Friday, February 23, 2024

theory in practice

So I've been watching, on YouTube, early episodes of the BBC quiz show Only Connect, which I'd long avoided because I hate the title. In practice it's strangely hypnotic. Its aim is to test both knowledge (over a broad field from academic and technical to British pop culture) and imagination. No one person is expected to display this; it's played in teams of three. I get the answers a lot less often that the teams do, but often enough that I could imagine myself being on a team, and every once in a while I get the answer faster than the teams do.

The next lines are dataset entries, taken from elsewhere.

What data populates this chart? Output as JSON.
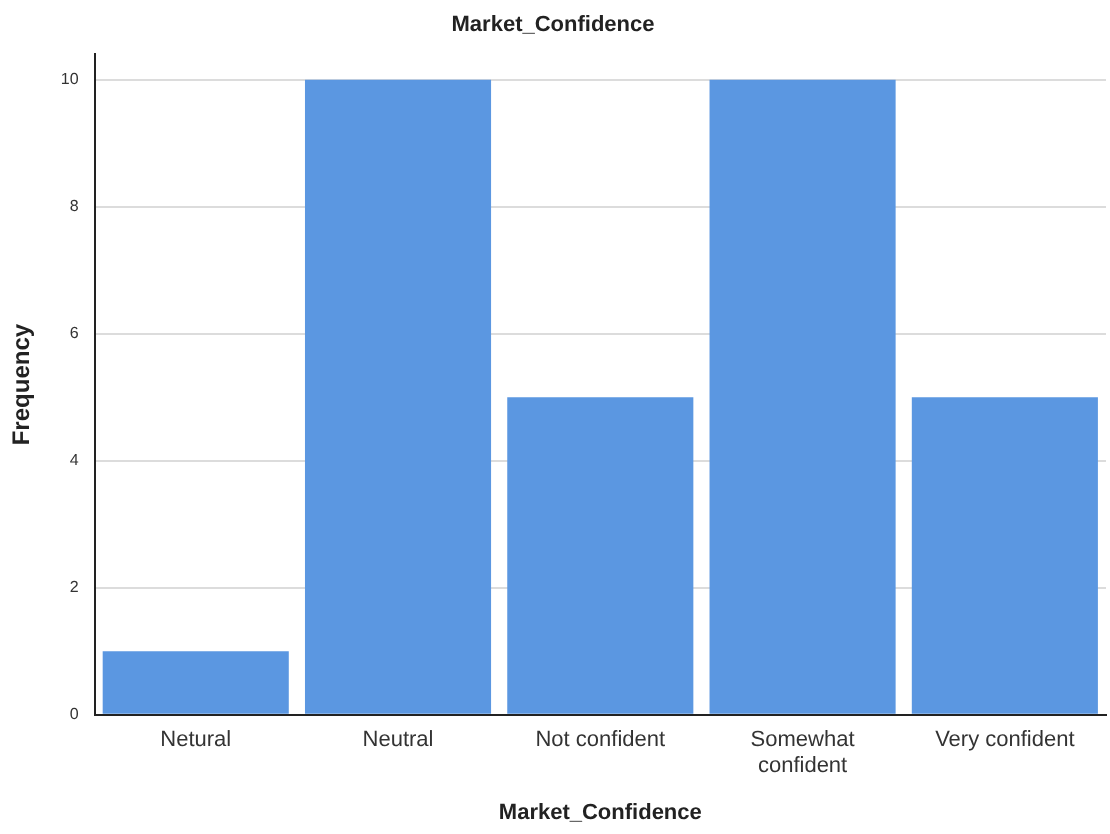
{
  "chart_data": {
    "type": "bar",
    "title": "Market_Confidence",
    "xlabel": "Market_Confidence",
    "ylabel": "Frequency",
    "categories": [
      "Netural",
      "Neutral",
      "Not confident",
      "Somewhat confident",
      "Very confident"
    ],
    "values": [
      1,
      10,
      5,
      10,
      5
    ],
    "color": "#5b97e1",
    "ylim": [
      0,
      10.4
    ],
    "yticks": [
      0,
      2,
      4,
      6,
      8,
      10
    ],
    "grid": "y"
  }
}
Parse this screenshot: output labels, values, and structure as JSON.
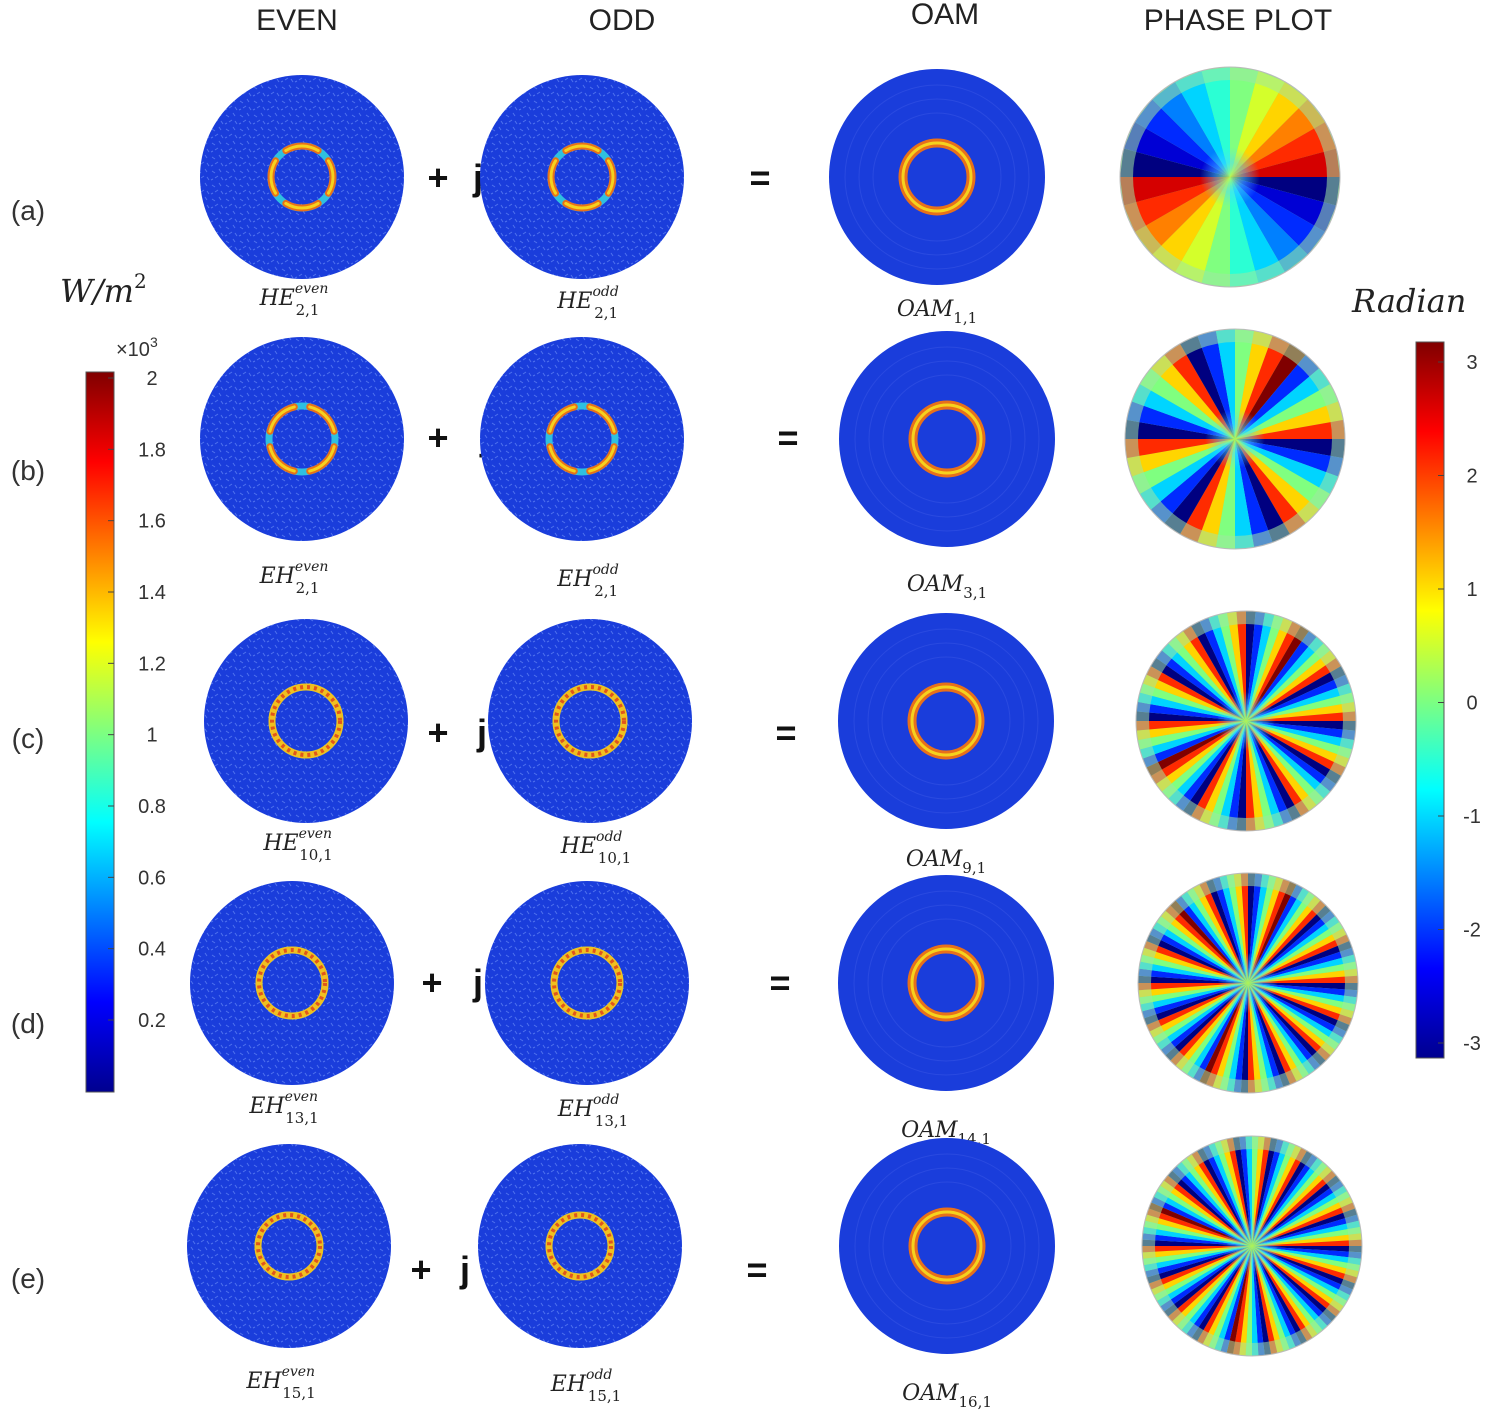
{
  "headers": {
    "even": "EVEN",
    "odd": "ODD",
    "oam": "OAM",
    "phase": "PHASE PLOT"
  },
  "operators": {
    "plus": "+",
    "j": "j",
    "equals": "="
  },
  "rows": [
    {
      "label": "(a)",
      "even": {
        "base": "HE",
        "sup": "even",
        "sub": "2,1"
      },
      "odd": {
        "base": "HE",
        "sup": "odd",
        "sub": "2,1"
      },
      "oam": {
        "base": "OAM",
        "sub": "1,1"
      },
      "phase_spokes": 2
    },
    {
      "label": "(b)",
      "even": {
        "base": "EH",
        "sup": "even",
        "sub": "2,1"
      },
      "odd": {
        "base": "EH",
        "sup": "odd",
        "sub": "2,1"
      },
      "oam": {
        "base": "OAM",
        "sub": "3,1"
      },
      "phase_spokes": 6
    },
    {
      "label": "(c)",
      "even": {
        "base": "HE",
        "sup": "even",
        "sub": "10,1"
      },
      "odd": {
        "base": "HE",
        "sup": "odd",
        "sub": "10,1"
      },
      "oam": {
        "base": "OAM",
        "sub": "9,1"
      },
      "phase_spokes": 12
    },
    {
      "label": "(d)",
      "even": {
        "base": "EH",
        "sup": "even",
        "sub": "13,1"
      },
      "odd": {
        "base": "EH",
        "sup": "odd",
        "sub": "13,1"
      },
      "oam": {
        "base": "OAM",
        "sub": "14,1"
      },
      "phase_spokes": 16
    },
    {
      "label": "(e)",
      "even": {
        "base": "EH",
        "sup": "even",
        "sub": "15,1"
      },
      "odd": {
        "base": "EH",
        "sup": "odd",
        "sub": "15,1"
      },
      "oam": {
        "base": "OAM",
        "sub": "16,1"
      },
      "phase_spokes": 18
    }
  ],
  "intensity_colorbar": {
    "unit": "W/m",
    "unit_exponent": "2",
    "multiplier": "×10",
    "multiplier_exponent": "3",
    "ticks": [
      "2",
      "1.8",
      "1.6",
      "1.4",
      "1.2",
      "1",
      "0.8",
      "0.6",
      "0.4",
      "0.2"
    ],
    "range": [
      0,
      2
    ],
    "colormap": "jet"
  },
  "phase_colorbar": {
    "unit": "Radian",
    "ticks": [
      "3",
      "2",
      "1",
      "0",
      "-1",
      "-2",
      "-3"
    ],
    "range": [
      -3.1416,
      3.1416
    ],
    "colormap": "jet"
  },
  "colors": {
    "background_field": "#1a3ddb",
    "ring_outer": "#e8701a",
    "ring_core": "#f5d21e",
    "jet_dark_blue": "#00008f",
    "jet_dark_red": "#800000"
  }
}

My favorite of its quizzes is the one where you're given up to three clues and have to guess what the fourth in the series is. Extra points if you guess the fourth after only two or (very rarely) one. (One case where they got it after one was where the one was the text of a 401 web error code and a contestant guessed very reasonably that the fourth would be the classic 404.) Some of the ones that I had no trouble guessing right faster than the teams did, and after only two clues, were
  1. Alexander the Great
  2. Aristotle
  1. Victoria
  2. Edmonton
  1. Ares
  2. Gaia
But my absolute favorite was the one which read
  1. Fear
  2. Surprise
The team given this was absolutely stumped. They were imagining something akin to the Five Stages of Grief (which has also been used in this quiz segment). Meanwhile the other team was chomping at the bit to answer it, and so was I. We knew that the fourth in that sequence is "devotion to the Pope," because "fear, surprise, ruthless efficiency, and an almost fanatical devotion to the Pope" are the chief weapons - pardon, amongst our weaponry - of the Spanish Inquisition in the Monty Python sketch.

And this comes to mind because I was reading Ada Palmer's wise essay about censorship. And yes, she mentions the Spanish Inquisition. Amongst the article's weaponry is the point that censorship doesn't have to be formally conducted by governments. They can lure people into censoring themselves, and their chief weapons for doing this are described as
  1. fear
  2. deliberate unpredictability (i.e. surprise)
So you can see that, silly as Monty Python is, it's based on reality.

Answers to the unanswered quiz items above. Remember we want the fourth in the sequence.
1. Socrates (each was taught by the next).
2. Winnipeg (Canadian provincial capitals from west to east).
3. Hermes (planet names, inbound, in Greek).